This work addresses the challenging problem of image degradation caused by the coexistence of raindrops and reflections when capturing scenes through glass in rainy conditions—a composite interference that existing methods struggle to handle effectively. To tackle this issue, the paper formally defines a novel joint raindrop and reflection removal task (UR³), introduces RDRF, a high-quality real-world dataset comprising aligned image pairs, and proposes DiffUR³, a diffusion-based framework that unifies the modeling and simultaneous removal of both degradations. By incorporating generative priors and task-specific architectural designs, DiffUR³ achieves state-of-the-art performance, significantly outperforming current raindrop removal, reflection removal, and unified approaches on both the RDRF benchmark and complex in-the-wild images.

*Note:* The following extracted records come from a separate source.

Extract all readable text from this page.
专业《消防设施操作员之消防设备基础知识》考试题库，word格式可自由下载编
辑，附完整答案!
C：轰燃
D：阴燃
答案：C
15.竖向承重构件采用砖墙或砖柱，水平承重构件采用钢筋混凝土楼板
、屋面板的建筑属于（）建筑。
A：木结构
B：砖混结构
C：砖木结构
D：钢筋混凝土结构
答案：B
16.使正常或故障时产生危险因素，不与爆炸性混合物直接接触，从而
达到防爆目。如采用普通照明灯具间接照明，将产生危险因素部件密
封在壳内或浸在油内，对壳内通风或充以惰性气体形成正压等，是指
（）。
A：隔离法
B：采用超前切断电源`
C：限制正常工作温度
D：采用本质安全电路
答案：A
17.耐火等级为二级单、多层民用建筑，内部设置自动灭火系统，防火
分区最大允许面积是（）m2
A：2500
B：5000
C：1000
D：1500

When capturing images through glass surfaces or windshields on rainy days, raindrops and reflections frequently co-occur to significantly reduce the visibility of captured images. This practical problem lacks attention and needs to be resolved urgently. Prior de-raindrop, de-reflection, and all-in-one models have failed to address this composite degradation. To this end, we first formally define the unified removal of raindrops and reflections (UR$^3$) task for the first time and construct a real-shot dataset, namely RainDrop and ReFlection (RDRF), which provides a new benchmark with substantial, high-quality, diverse image pairs. Then, we propose a novel diffusion-based framework (i.e., DiffUR$^3$) with several target designs to address this challenging task. By leveraging the powerful generative prior, DiffUR$^3$ successfully removes both types of degradations. Extensive experiments demonstrate that our method achieves state-of-the-art performance on our benchmark and on challenging in-the-wild images. The RDRF dataset and the codes will be made public upon acceptance.